The fungus has all but wiped out the populations of two or three different species of bats in the eastern United States, where the fungal disease was first detected. The appearance of the fungus at two Minnesota locations was the first evidence that the fungus may have spread to the state.
So far, researchers say none of the bats in Minnesota have exhibited symptoms of white nose syndrome itself, but symptoms typically follow the arrival of the fungus, and usually appear within a year or two.
“As we’ve increased our understanding, we are detecting the fungus earlier in the infection,” said Jeremy Coleman, white nose syndrome coordinator for the U.S. Fish and Wildlife Service. “We don’t know for sure when they might exhibit disease.”
The arrival of the fungus has eventually proven deadly to hibernating bats, however, particularly species like the little brown bat and the northern myotis, which tend to hibernate in damp caves, where the fungus seems to thrive. Nordquist said those species of bats make up about 98 percent of the bats that hibernate at the Soudan Mine, so a mass die-off of those species would be devastating, she said.
Once established in a bat colony, or hibernacula, the white nose fungus spreads mostly bat-to-bat. The infected bats exhibit a number of symptoms, including the development of a white fuzz around their noses and mouths. The fungus appears to irritate the bats, causing them to arouse from hibernation too early, expending limited energy reserves, and resulting in death. Within an infected population, mortality can be 90 percent-plus within two to three years, according to Coleman.
While the latest news is positive, Nordquist said researchers still have more to learn about how quickly the fungus can become established in frontier sites, such as Minnesota. The 2012 test results could be a false positive, but Nordquist said the odds of that are quite small. More likely, she said, “it could be an errant bat or two got in there and then left.”
Whatever the case, the 2012 results prompted the DNR to take more aggressive steps to try to head off any additional infection at Soudan, or to prevent the spread of any of the fungus from Soudan to other locations in the state.
The park began using a dry disinfectant mat for visitors as they enter and leave the underground mine.

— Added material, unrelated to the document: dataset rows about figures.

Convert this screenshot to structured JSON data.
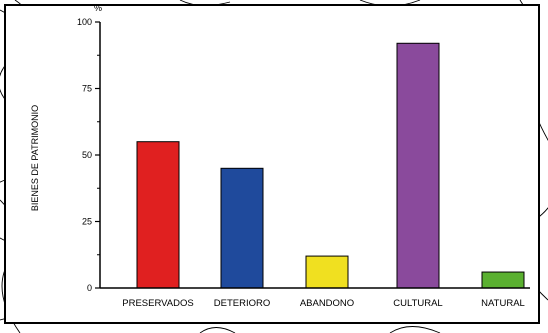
{
  "chart_data": {
    "type": "bar",
    "categories": [
      "PRESERVADOS",
      "DETERIORO",
      "ABANDONO",
      "CULTURAL",
      "NATURAL"
    ],
    "values": [
      55,
      45,
      12,
      92,
      6
    ],
    "colors": [
      "#e02020",
      "#1f4a9c",
      "#f0e020",
      "#8a4a9c",
      "#5ab030"
    ],
    "ylabel": "BIENES DE PATRIMONIO",
    "unit": "%",
    "ylim": [
      0,
      100
    ],
    "yticks": [
      0,
      25,
      50,
      75,
      100
    ],
    "grid": false,
    "legend": "none"
  }
}
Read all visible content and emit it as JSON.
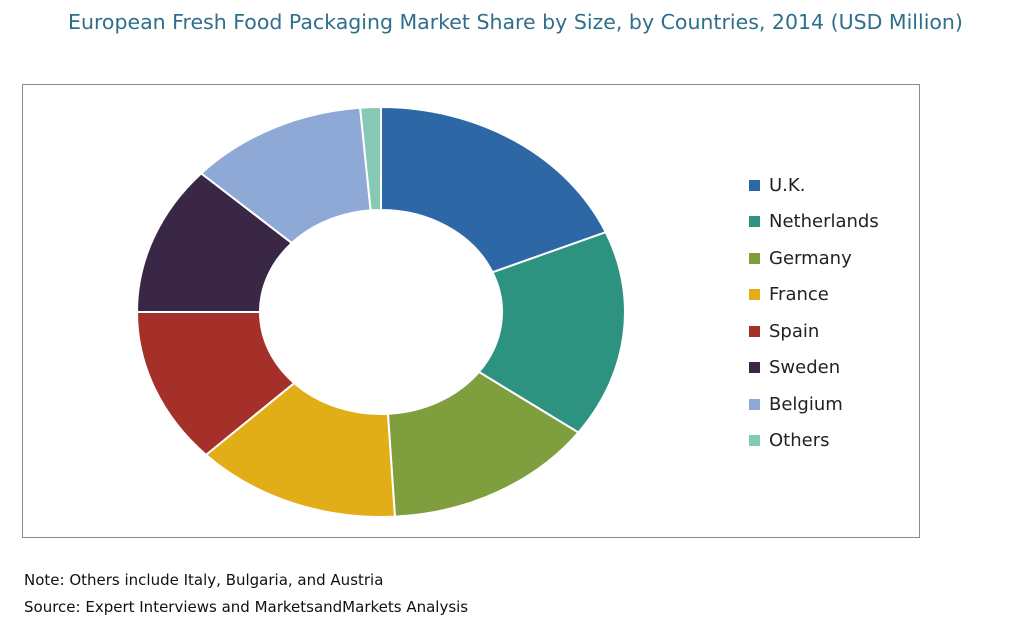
{
  "title": "European Fresh Food Packaging Market Share by Size, by Countries, 2014 (USD Million)",
  "note": "Note: Others include Italy, Bulgaria, and Austria",
  "source": "Source: Expert Interviews and MarketsandMarkets Analysis",
  "chart_data": {
    "type": "pie",
    "variant": "donut",
    "title": "European Fresh Food Packaging Market Share by Size, by Countries, 2014 (USD Million)",
    "legend_position": "right",
    "categories": [
      "U.K.",
      "Netherlands",
      "Germany",
      "France",
      "Spain",
      "Sweden",
      "Belgium",
      "Others"
    ],
    "values": [
      20.5,
      18.0,
      15.5,
      15.0,
      13.5,
      13.0,
      13.0,
      1.5
    ],
    "colors": [
      "#2e67a6",
      "#2e9280",
      "#7f9f3f",
      "#e2ae17",
      "#a5302a",
      "#3a2746",
      "#8fa9d6",
      "#86c9b4"
    ]
  }
}
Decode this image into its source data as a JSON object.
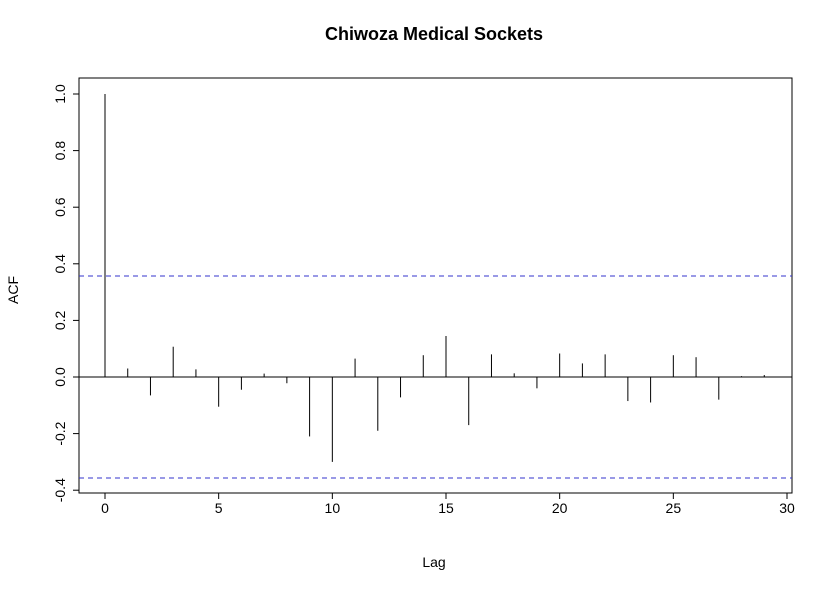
{
  "chart_data": {
    "type": "bar",
    "subtype": "acf-stem",
    "title": "Chiwoza Medical Sockets",
    "xlabel": "Lag",
    "ylabel": "ACF",
    "xlim": [
      0,
      30
    ],
    "ylim": [
      -0.4,
      1.0
    ],
    "x_ticks": [
      "0",
      "5",
      "10",
      "15",
      "20",
      "25",
      "30"
    ],
    "y_ticks": [
      "-0.4",
      "-0.2",
      "0.0",
      "0.2",
      "0.4",
      "0.6",
      "0.8",
      "1.0"
    ],
    "lags": [
      0,
      1,
      2,
      3,
      4,
      5,
      6,
      7,
      8,
      9,
      10,
      11,
      12,
      13,
      14,
      15,
      16,
      17,
      18,
      19,
      20,
      21,
      22,
      23,
      24,
      25,
      26,
      27,
      28,
      29
    ],
    "values": [
      1.0,
      0.03,
      -0.065,
      0.107,
      0.027,
      -0.105,
      -0.045,
      0.012,
      -0.022,
      -0.21,
      -0.3,
      0.065,
      -0.19,
      -0.072,
      0.077,
      0.145,
      -0.17,
      0.08,
      0.013,
      -0.04,
      0.083,
      0.048,
      0.08,
      -0.085,
      -0.09,
      0.077,
      0.07,
      -0.08,
      0.003,
      0.007
    ],
    "confidence_bound": 0.357,
    "confidence_color": "#3333cc",
    "grid": false
  }
}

This year, said Park Manager Jim Essig, the park will use a wet and dry disinfectant method that should be more effective at limiting the spread of any fungal cells. While the effectiveness of the disinfecting effort is unclear, Essig said it helps serve as a valuable educational tool as well.
Nordquist said the measures are a good idea even with the latest negative test results.
Meanwhile, Nordquist said researchers are stepping up their efforts to find ways to counteract the impact of the fungus before it spreads more widely. Currently, she said, much of the focus is on biological controls, such as using microbes or even other fungi to either inhibit the growth of the toxic fungus or to outcompete it.
“Right now, there’s testing being done on some things,” said Nordquist, but she said a solution is needed soon to prevent further damage to bat populations in the U.S. Even if the fungus no longer exists in Soudan, Nordquist said it’s probably only a matter of time before it shows up in earnest. “Our bats can’t wait much longer,” she said.